The Series B capital will be used to help the company manufacture at-scale and deliver on the more than 220 propulsion systems in its backlog, Benchmark CEO Ryan McDevitt told TechCrunch.

“[The funding] was really around, how do we set ourselves up so that we have the capital that we need to go deliver on these contracts?” he said. He added that the scale-up will help attract new customers, satellite manufacturers or owner-operators that are also ramping up manufacturing and are looking for partners that can match that output.

“If our customers are going out and building new factories and ramping up so that they can go from 10 units a year to 100 units a year, we have to do the same,” he said.

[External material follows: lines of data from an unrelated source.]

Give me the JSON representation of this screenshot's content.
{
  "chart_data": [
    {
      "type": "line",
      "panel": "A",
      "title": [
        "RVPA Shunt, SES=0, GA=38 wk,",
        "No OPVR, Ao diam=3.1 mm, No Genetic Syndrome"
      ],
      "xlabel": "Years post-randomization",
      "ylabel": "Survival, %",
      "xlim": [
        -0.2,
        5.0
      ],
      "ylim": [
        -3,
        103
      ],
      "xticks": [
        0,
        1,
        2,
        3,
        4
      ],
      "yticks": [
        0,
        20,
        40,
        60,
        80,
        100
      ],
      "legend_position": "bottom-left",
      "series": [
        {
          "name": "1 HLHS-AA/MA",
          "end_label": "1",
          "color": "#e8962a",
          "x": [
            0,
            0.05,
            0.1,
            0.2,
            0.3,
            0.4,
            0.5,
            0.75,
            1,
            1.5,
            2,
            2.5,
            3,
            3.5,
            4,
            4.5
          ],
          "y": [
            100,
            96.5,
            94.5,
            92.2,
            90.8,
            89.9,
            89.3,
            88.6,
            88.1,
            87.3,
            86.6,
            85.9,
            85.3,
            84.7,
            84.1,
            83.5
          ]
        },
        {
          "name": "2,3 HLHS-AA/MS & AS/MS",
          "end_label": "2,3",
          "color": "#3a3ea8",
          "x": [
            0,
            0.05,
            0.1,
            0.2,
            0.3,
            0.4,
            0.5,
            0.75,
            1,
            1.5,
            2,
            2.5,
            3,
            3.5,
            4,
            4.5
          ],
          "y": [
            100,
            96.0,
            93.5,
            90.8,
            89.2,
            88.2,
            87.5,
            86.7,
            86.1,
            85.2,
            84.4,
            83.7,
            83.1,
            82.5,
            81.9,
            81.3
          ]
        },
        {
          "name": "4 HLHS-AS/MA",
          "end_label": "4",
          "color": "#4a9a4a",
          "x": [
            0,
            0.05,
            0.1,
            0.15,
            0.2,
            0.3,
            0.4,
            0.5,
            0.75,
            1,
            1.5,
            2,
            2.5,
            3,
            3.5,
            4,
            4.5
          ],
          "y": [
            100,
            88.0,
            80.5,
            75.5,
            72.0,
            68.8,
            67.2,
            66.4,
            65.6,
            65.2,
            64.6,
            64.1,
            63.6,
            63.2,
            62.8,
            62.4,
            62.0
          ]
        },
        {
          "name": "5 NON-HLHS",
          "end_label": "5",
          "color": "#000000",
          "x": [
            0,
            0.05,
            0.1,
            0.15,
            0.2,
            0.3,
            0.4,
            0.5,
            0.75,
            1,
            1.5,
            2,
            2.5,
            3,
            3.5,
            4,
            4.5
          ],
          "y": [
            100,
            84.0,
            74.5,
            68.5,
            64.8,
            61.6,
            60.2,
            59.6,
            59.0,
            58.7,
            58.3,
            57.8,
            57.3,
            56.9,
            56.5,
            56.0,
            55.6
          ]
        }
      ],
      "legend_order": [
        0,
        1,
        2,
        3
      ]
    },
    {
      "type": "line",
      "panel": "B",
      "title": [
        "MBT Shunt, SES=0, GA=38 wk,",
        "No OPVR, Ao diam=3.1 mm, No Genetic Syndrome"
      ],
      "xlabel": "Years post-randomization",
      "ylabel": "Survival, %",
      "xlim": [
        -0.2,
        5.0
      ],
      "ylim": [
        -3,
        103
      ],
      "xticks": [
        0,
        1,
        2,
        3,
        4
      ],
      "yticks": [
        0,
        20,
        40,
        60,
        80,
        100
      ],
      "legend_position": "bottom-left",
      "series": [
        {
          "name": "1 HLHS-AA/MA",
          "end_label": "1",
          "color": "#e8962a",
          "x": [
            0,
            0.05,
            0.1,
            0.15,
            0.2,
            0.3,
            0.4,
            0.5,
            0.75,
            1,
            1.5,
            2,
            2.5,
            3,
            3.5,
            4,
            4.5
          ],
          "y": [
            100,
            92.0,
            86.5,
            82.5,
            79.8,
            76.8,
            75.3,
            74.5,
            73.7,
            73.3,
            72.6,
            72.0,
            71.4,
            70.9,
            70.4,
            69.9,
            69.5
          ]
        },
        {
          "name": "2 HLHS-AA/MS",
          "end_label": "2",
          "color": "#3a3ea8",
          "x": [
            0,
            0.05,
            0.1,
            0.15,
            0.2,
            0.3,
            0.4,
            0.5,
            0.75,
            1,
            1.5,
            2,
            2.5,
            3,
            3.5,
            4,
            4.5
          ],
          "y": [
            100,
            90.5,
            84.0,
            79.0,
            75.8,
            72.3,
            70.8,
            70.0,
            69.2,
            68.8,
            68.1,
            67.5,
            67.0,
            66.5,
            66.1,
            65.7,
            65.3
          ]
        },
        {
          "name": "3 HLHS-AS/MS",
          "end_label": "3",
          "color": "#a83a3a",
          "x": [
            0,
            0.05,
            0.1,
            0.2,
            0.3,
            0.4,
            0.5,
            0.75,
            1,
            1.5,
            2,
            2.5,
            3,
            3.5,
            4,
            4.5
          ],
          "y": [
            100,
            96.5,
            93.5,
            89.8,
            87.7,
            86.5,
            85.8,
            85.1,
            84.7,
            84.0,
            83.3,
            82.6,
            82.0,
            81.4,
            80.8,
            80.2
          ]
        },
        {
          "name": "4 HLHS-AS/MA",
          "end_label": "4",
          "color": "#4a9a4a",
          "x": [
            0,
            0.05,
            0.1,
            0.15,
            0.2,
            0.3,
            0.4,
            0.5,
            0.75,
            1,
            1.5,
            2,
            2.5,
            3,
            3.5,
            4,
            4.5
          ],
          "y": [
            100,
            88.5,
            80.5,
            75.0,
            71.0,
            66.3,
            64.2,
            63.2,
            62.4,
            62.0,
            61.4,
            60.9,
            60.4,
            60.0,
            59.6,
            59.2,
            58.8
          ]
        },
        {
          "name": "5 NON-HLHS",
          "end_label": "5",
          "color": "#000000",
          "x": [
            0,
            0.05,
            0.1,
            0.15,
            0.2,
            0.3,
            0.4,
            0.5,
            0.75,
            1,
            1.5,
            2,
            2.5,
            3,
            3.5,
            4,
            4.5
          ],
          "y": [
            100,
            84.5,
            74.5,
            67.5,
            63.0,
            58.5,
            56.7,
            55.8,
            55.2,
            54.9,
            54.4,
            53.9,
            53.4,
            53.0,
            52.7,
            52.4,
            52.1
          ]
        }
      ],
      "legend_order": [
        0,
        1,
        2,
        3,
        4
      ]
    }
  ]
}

To further boost its manufacturing capabilities, Benchmark also just moved into a new 40,000-square-foot office, testing and production space in Burlington, Vermont. It’s a considerable upgrade from its previous headquarters, which was 8,000 square-feet divided between three offices, McDevitt said.

The news comes just a few weeks after the company announced that it had reduced its 100-person workforce by around 15%. At the time, McDevitt told CNBC in a statement that the layoffs were due to the company “transitioning from research and development to a production-focused team.”

Benchmark designs and manufactures chemical, electric and hybrid propulsion systems. It got its start developing a range of low-toxicity — sometimes called “green” — chemical propellant systems that are safe to handle in a normal lab setting.

The six-year-old company started manufacturing electric and hybrid systems after acquiring Alameda Applied Science Corp.’s electric propulsion tech last August. That deal has already started to pay off, with Benchmark announcing in March that it had closed contracts for nearly two dozen metal plasma thrusters, with the bulk of the first orders to be delivered this year.

The company has signed deals with The Exploration Company, a European startup developing a reusable orbital capsule, U.K. in-space manufacturing startup Space Forge, orbital refueling startup Orbit Fab and in-space transportation provider Spaceflight Inc., which was acquired by Firefly Aerospace.

The new capital brings Benchmark’s total funding to date to over $56 million. McDevitt said the company will name its investors in a future announcement.